Beyond sequence similarity: function-aware screening of synthesized DNA

Dual-use note. This post describes a defensive screening layer for synthesized DNA. It deliberately reports aggregate metrics on a curated, public-source benchmark and omits operational details that could inform evasion (per-mutation-rate ladders, short-read false-alarm tables, dataset assembly recipes, attack pipelines). Code and processed data are available on request to vetted researchers. The findings here are complementary to alignment- and HMM-based policy screens (e.g. IBBIS Common Mechanism); they are not a substitute for them.

DNA-synthesis screening today asks a narrow question: does this order look like something on a known-toxin list? Letter-by-letter alignment against curated databases catches the easy attacks and the honest-mistake orders, but it has a known failure mode: change enough nucleotides to escape the lookup while keeping the protein’s function, and the screen falls silent (Wittmann & Olsen et al., 2024).

Function-level screening (does this sequence look like it does what a toxin does?) is what large biological sequence models are good at. This post summarizes a homology-aware benchmark of two such models, ESM-2 (protein) and Evo2 7B (DNA), framed as a complementary layer behind alignment-based triage.

The screening gap

A modern DNA synthesis order goes through a tiered review. Letter-matching against curated hazard databases is fast, precise, and cheap, and it is what most public-facing screens use. The structural problem is that protein function is not preserved by surface DNA similarity: silent codon changes can rewrite the DNA letters of a toxin while leaving the protein, and its harmful activity, intact. The reverse is also true: adversaries (or evolution) can mutate amino acids enough to break alignment while folding to the same toxic 3D shape.

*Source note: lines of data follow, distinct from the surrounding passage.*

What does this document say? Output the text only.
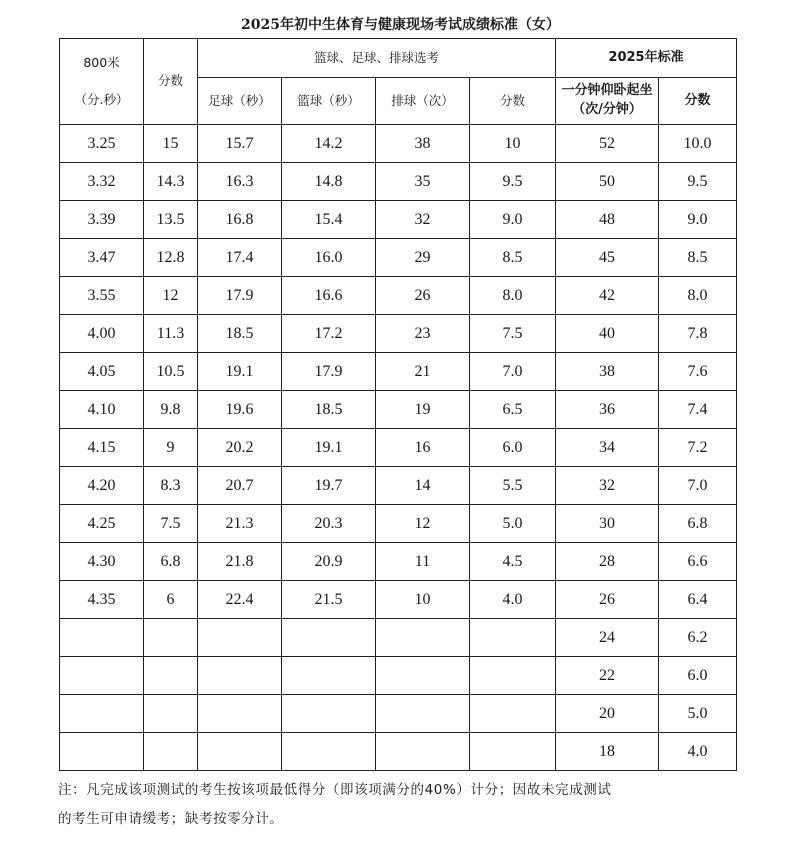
2025年初中生体育与健康现场考试成绩标准（女）
800米
（分.秒）	分数	篮球、足球、排球选考				2025年标准	
		足球（秒）	篮球（秒）	排球（次）	分数	一分钟仰卧起坐
（次/分钟）	分数
3.25	15	15.7	14.2	38	10	52	10.0
3.32	14.3	16.3	14.8	35	9.5	50	9.5
3.39	13.5	16.8	15.4	32	9.0	48	9.0
3.47	12.8	17.4	16.0	29	8.5	45	8.5
3.55	12	17.9	16.6	26	8.0	42	8.0
4.00	11.3	18.5	17.2	23	7.5	40	7.8
4.05	10.5	19.1	17.9	21	7.0	38	7.6
4.10	9.8	19.6	18.5	19	6.5	36	7.4
4.15	9	20.2	19.1	16	6.0	34	7.2
4.20	8.3	20.7	19.7	14	5.5	32	7.0
4.25	7.5	21.3	20.3	12	5.0	30	6.8
4.30	6.8	21.8	20.9	11	4.5	28	6.6
4.35	6	22.4	21.5	10	4.0	26	6.4
						24	6.2
						22	6.0
						20	5.0
						18	4.0
注：凡完成该项测试的考生按该项最低得分（即该项满分的40%）计分；因故未完成测试
的考生可申请缓考；缺考按零分计。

A function-aware screen would read past surface spelling. The question is whether learned representations from large biological models, which were never trained on a “toxin / not-toxin” label, encode enough of “what the protein does” to act as that second layer.

Benchmark

We assemble a labeled, homology-aware benchmark of toxin and benign coding sequences:

Toxins drawn from the Gene Ontology toxin activity category and the Virulence Factor Database.
Benigns drawn from human-secreted, plant, and yeast proteins, none of which appear in the toxin catalogs.
Total: 2,942 toxins / 1,118 benigns after pairing DNA and protein records.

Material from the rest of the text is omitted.